Приступая к анализу скорее нет, чем да эмпириков, предлагавшегося ими в ответ на вопрос о наличии у животных языка, мы находим показательным высказывание Гоббса: «Речь, по-видимому (курсив мой. – А.К.), является специфической особенностью человека» [7. С. 232]. Неуверенность, обнаруживаемая в этой фразе, на наш взгляд, проистекает из центральных положений новоевропейского эмпиризма, сближавшегося с сенсуализмом. Согласно этой доктрине все наше знание берет начало в чувственных ощущениях. Уверенность в этом влечет за собой убеждение в крайней ограниченности непосредственно-опытного знания и, как следствие, необходимость принятия на веру свидетельств других людей. Неудивительно, что отец эмпиризма Бэкон строил в своих работах проект «естественной истории» – свода всего научного знания, накопленного человечеством к его времени. Помимо прочего в ней должны были содержаться сведения о чудесах и уникальных событиях, с обязательным указанием степени их достоверности [8. С. 226]. А как уже было замечено, картина мира конца XVI – первой половины XVII в., еще не скорректированная нарождавшимся рационализмом, содержала факты, в которых обнаруживалась «человекоподобная» разумность животных. Причем многие из них воспринимались как вполне достоверные и соответствовали самым строгим критериям истинности, применяемым теоретиками эмпиризма к подобным показаниям других людей.

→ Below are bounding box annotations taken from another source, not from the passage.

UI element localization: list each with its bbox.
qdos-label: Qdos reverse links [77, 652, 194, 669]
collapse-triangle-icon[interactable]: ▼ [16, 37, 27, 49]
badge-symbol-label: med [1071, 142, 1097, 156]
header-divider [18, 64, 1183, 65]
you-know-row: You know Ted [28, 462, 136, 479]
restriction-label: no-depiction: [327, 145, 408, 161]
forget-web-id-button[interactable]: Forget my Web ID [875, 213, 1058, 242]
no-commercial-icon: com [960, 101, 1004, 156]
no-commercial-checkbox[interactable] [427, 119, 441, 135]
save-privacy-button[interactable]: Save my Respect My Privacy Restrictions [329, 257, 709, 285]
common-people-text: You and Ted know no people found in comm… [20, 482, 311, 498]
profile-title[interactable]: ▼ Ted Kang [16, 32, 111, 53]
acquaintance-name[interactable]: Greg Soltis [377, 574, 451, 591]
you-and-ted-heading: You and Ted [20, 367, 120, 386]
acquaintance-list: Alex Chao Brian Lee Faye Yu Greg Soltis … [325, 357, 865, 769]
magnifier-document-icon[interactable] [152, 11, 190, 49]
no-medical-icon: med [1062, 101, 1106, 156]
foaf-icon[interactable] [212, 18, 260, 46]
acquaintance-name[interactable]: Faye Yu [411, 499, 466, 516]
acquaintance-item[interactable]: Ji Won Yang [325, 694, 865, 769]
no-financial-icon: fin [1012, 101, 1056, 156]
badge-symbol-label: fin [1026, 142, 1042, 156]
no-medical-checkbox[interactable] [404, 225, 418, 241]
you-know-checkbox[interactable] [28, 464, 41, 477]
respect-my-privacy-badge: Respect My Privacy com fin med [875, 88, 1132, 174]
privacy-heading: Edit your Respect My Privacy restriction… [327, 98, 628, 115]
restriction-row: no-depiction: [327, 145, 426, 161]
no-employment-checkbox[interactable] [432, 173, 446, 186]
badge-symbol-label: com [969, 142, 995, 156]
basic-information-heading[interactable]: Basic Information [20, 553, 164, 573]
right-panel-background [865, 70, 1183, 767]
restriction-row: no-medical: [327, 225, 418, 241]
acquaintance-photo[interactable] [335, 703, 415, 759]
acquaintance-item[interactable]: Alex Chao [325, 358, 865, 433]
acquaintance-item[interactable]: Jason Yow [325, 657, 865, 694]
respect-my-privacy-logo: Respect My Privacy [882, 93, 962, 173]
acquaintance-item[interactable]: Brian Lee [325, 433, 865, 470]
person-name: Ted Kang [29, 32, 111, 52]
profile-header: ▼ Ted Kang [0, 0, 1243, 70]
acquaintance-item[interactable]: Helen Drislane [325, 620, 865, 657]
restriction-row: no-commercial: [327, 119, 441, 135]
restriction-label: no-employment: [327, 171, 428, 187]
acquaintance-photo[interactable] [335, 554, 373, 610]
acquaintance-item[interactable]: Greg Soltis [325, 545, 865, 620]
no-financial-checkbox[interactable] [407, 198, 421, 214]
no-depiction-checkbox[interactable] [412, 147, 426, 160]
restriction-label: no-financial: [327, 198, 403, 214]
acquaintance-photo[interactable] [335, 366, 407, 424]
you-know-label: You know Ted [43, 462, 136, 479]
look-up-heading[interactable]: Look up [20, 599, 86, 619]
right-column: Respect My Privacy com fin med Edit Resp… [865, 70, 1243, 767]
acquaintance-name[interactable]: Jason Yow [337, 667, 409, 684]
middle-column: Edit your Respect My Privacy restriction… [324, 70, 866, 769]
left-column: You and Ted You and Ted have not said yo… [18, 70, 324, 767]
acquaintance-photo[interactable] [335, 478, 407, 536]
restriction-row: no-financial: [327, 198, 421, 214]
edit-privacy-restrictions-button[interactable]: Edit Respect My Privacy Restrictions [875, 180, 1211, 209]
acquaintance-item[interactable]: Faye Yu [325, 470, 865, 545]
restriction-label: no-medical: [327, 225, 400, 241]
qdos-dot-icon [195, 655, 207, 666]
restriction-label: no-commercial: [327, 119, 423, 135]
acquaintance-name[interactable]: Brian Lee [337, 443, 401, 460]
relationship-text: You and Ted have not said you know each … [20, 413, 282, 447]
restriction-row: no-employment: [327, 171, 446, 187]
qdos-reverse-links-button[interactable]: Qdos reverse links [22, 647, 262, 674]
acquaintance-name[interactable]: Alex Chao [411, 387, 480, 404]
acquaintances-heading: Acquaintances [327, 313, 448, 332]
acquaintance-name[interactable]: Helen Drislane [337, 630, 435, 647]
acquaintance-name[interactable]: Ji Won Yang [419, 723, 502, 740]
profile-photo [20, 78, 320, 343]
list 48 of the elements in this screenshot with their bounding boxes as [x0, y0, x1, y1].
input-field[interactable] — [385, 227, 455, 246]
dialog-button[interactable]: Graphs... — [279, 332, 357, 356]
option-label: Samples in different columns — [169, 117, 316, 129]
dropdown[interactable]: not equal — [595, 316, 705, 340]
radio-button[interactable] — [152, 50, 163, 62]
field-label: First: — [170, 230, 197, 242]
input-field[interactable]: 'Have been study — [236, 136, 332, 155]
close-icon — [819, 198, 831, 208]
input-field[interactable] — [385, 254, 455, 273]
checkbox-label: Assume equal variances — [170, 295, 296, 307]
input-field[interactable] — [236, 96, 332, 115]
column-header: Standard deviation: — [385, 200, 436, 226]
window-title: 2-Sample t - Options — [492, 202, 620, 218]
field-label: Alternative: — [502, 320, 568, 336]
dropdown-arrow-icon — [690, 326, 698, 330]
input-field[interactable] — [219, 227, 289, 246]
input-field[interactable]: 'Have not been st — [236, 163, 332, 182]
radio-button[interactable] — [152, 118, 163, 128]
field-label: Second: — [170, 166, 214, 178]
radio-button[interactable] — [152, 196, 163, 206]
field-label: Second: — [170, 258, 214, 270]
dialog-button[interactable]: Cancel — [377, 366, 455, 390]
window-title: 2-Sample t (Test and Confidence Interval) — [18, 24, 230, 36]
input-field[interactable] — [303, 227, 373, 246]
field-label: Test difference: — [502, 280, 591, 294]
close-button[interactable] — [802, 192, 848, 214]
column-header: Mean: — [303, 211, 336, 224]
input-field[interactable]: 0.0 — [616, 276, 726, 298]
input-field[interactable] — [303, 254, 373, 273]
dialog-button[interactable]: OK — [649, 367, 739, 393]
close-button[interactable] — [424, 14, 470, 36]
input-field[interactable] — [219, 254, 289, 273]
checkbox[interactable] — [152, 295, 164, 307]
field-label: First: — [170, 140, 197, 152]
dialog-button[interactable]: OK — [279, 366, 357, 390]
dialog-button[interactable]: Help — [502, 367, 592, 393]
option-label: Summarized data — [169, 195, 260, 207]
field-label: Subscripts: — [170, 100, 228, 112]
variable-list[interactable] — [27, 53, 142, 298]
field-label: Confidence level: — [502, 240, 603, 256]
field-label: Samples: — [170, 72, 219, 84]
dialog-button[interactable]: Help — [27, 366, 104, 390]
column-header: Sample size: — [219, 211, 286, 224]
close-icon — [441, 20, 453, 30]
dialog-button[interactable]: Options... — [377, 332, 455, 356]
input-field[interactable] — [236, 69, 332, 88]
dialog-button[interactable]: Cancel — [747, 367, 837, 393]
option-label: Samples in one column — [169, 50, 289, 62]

Не кто иной, как Джон Локк в своем фундаментальном «Опыте о человеческом разумении» приводит в качестве совершенно достоверного свидетельство современника-дипломата, который опубликовал историю, поведанную ему другом, принцем Маврикием, о его продолжительных беседах с феноменально мудрым (по самым строгим человеческим меркам) попугаем. Спеша предупредить недоумение читателей, составлявших цвет интеллектуальной элиты Англии в конце XVII в., Локк сопровождает цитату тщательным разъяснением причин своего доверия данному свидетельству: «Я постарался, чтобы читатель ознакомился с этой историей в дословном изложении автора, потому что последний, кажется мне, не считал ее невероятной; иначе нельзя представить себе, чтобы такой способный человек, как он, достаточно рассудительный, чтобы отвечать за все свои свидетельства, взял на себя столько труда... связать не только с именем человека, о котором он говорит как о своем друге, но и с именем принца, в котором он признает очень большую честность и благочестие, рассказ, который, если бы он считал его невероятным, то обязательно считал бы и смешным» [9. С. 386–387].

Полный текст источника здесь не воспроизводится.